How to Create a House Flipping Business

Risk Mitigation #8 Ethical Business Dealings & Solid Contracts

Creating an LLC business entity is a strategy that can be used to limit your personal liability and protect your personal assets if something goes wrong on your flip that results in litigation.

How to Create a House Flipping Business

As an experienced real estate professional deeply entrenched in the world of house flipping, I've navigated the intricate landscape of property rehabilitation with a wealth of first-hand expertise. Over the years, I've encountered and surmounted various challenges, making me well-versed in the risks and rewards associated with flipping houses.

The article rightly highlights the inherent risks involved in house flipping, emphasizing the potential for financial losses, emotional stress, and the overall vulnerability of a house flipping business. Let's delve into the concepts discussed and provide comprehensive information on each:

1. Risk of Losing Money:

  • Overpaying for Deals: Careful property valuation and negotiation skills are crucial to avoid overpaying.
  • Overestimating After Repair Value (ARV): Accurate market analysis is essential to estimate the property's resale value realistically.
  • Underestimating Repair Costs: Thorough assessment of repair needs and obtaining multiple quotes can mitigate this risk.
  • Underestimating Holding Time: A realistic timeline and accounting for potential delays help in accurate planning.
  • Hiring Bad Contractors: Proper vetting and due diligence when hiring contractors are imperative.
  • Construction Delays, Market Corrections/Recessions: External factors can impact timelines and property values; contingency plans are essential.

2. Stress:

  • Emotional Stress: Despite meticulous planning, unforeseen issues can cause stress during the rehabilitation process.
  • Financial Stress: The substantial capital requirement and potential credit implications add financial pressure.

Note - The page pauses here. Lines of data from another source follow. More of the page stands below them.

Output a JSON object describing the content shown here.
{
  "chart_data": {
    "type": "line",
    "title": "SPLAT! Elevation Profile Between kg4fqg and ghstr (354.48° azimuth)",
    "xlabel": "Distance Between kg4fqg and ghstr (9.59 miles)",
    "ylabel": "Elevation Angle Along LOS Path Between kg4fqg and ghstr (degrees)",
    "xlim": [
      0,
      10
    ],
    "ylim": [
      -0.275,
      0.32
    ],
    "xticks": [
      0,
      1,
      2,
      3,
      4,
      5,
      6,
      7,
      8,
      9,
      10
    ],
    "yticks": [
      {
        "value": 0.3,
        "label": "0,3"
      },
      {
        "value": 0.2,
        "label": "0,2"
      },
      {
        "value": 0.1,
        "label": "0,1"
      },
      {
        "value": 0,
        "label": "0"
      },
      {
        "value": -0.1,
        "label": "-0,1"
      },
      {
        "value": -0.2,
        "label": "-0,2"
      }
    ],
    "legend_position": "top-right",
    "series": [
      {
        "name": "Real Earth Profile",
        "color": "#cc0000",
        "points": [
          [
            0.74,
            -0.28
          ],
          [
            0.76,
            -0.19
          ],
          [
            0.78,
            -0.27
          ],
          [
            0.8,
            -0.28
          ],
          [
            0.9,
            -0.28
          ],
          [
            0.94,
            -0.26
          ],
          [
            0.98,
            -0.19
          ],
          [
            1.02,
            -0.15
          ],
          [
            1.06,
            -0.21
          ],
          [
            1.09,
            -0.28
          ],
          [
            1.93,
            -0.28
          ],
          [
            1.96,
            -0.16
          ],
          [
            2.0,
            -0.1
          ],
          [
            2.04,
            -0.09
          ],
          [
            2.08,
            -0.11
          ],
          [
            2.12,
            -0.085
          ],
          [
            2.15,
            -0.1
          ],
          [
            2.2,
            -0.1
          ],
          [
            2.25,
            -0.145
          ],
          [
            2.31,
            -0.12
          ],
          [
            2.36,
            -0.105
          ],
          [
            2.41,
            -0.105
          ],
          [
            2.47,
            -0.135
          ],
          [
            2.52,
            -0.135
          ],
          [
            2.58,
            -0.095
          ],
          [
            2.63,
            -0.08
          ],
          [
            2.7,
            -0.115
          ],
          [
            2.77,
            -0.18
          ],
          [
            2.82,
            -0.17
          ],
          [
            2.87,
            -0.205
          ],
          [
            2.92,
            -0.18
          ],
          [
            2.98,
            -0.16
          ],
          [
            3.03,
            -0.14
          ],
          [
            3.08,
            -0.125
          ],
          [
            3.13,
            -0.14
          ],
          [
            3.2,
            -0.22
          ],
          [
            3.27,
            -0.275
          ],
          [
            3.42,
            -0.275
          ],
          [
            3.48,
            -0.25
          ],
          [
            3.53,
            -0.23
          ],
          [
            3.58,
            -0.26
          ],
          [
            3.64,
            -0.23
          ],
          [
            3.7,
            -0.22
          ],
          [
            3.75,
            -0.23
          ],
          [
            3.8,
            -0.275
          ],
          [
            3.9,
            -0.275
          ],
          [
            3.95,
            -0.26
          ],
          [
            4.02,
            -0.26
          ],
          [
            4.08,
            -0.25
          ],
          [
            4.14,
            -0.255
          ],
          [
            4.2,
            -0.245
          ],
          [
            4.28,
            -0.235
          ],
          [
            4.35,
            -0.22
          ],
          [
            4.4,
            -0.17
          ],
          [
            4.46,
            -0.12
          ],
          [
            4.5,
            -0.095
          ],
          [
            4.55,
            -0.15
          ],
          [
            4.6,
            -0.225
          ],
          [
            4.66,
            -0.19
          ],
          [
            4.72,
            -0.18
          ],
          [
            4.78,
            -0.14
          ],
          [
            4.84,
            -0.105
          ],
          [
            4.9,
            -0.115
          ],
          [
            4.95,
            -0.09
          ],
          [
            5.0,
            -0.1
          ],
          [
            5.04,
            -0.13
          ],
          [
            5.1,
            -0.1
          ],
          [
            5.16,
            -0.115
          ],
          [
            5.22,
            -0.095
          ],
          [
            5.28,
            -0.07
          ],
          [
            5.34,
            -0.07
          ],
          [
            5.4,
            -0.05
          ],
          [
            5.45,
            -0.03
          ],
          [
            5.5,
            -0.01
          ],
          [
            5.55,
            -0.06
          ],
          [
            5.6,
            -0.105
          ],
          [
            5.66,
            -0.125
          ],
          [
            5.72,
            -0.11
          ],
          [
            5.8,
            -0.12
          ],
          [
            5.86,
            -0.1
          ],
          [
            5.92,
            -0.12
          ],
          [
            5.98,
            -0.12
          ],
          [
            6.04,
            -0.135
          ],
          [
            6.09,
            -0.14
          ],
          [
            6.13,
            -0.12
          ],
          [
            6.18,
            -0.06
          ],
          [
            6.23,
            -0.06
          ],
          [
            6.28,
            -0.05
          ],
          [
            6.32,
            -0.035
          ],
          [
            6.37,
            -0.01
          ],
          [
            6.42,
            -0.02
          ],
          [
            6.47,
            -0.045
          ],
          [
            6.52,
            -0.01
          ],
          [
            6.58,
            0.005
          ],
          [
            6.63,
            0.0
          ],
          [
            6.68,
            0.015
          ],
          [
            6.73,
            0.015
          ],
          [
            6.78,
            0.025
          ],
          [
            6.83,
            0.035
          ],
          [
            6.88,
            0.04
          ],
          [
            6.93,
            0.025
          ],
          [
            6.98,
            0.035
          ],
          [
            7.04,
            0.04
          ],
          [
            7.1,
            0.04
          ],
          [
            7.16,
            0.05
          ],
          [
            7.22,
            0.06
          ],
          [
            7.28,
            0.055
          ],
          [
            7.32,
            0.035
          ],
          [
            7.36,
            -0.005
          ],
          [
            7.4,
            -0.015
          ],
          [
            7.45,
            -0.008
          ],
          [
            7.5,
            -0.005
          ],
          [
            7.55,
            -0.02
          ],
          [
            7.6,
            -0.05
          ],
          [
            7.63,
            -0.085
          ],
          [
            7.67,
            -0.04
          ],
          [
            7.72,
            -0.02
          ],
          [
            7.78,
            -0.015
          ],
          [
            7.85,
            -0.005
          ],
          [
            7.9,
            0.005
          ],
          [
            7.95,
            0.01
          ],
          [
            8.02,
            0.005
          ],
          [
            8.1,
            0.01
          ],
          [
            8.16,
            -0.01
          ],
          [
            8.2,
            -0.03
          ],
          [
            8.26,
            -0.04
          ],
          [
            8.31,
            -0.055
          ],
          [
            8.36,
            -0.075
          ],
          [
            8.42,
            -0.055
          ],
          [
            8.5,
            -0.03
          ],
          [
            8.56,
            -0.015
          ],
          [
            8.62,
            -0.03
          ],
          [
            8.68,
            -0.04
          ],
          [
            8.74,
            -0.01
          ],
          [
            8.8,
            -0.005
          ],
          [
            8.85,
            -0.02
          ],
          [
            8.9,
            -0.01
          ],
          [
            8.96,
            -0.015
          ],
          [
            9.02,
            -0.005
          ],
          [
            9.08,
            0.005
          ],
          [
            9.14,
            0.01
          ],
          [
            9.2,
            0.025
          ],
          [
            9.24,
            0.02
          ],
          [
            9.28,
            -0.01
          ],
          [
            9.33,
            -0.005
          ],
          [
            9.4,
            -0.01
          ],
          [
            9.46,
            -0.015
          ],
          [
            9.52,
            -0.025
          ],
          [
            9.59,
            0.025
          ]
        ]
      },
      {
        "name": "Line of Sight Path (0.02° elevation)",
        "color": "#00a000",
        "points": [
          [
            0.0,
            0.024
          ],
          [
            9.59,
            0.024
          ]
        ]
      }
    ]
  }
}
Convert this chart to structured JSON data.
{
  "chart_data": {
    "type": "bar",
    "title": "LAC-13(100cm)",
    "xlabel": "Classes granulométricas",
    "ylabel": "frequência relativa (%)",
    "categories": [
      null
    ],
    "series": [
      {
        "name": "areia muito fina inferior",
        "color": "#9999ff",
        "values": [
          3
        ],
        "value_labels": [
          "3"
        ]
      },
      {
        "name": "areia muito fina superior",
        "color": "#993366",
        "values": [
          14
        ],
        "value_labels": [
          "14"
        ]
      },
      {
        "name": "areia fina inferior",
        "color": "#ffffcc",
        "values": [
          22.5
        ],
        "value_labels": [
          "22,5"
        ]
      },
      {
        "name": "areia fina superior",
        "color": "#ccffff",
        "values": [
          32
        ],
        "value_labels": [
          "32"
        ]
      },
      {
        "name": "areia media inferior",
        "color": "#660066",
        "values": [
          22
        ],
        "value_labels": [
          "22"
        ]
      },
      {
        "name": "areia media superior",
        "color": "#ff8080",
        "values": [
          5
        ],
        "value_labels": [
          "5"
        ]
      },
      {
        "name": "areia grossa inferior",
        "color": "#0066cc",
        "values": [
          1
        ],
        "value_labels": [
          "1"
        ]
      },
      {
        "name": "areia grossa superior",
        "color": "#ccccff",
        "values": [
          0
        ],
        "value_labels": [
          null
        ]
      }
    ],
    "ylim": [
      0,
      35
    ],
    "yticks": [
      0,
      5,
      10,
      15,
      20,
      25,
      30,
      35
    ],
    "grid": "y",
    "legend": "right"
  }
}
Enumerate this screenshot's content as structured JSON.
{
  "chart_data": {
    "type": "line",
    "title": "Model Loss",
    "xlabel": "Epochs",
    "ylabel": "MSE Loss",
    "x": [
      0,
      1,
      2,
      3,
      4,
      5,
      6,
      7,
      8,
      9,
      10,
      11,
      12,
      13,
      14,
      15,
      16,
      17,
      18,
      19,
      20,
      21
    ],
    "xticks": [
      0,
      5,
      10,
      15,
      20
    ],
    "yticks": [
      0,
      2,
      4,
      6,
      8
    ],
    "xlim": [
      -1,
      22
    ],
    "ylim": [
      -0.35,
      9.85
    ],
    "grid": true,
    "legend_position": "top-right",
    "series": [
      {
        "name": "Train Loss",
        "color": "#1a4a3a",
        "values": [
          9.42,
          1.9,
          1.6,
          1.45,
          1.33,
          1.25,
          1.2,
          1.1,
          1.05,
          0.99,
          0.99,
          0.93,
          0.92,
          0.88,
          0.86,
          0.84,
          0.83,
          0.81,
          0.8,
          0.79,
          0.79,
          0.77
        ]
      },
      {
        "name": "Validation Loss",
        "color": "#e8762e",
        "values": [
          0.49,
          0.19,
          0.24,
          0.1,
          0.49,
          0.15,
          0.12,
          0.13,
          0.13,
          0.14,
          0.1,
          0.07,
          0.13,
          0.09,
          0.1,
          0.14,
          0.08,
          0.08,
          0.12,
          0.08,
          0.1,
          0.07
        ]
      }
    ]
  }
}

Risk Mitigation Strategies:

  • Education: Acquiring fundamental knowledge in real estate and house flipping is crucial.
  • Buying at the Right Price: Profitability often hinges on purchasing properties at favorable prices.
  • Conservative ARV Estimation: Avoiding overly optimistic ARV estimates ensures a more conservative approach.
  • Including Contingency in Repair Estimates: Anticipating unforeseen costs and incorporating contingencies is vital.
  • Hiring the Right Contractor: Quality over cost; selecting qualified contractors is pivotal for project success.
  • Ethical Business Dealings & Solid Contracts: Honesty and integrity in dealings, coupled with robust contracts, reduce the risk of legal complications.
  • Creating an LLC Business Entity: Establishing a limited liability company can protect personal assets in case of legal issues.

Conclusion:

In the dynamic world of house flipping, success is not just about profits but also about effective risk management. By adhering to these risk mitigation strategies, aspiring house flippers can fortify their ventures against the uncertainties of the market and ensure a more resilient and successful flipping business.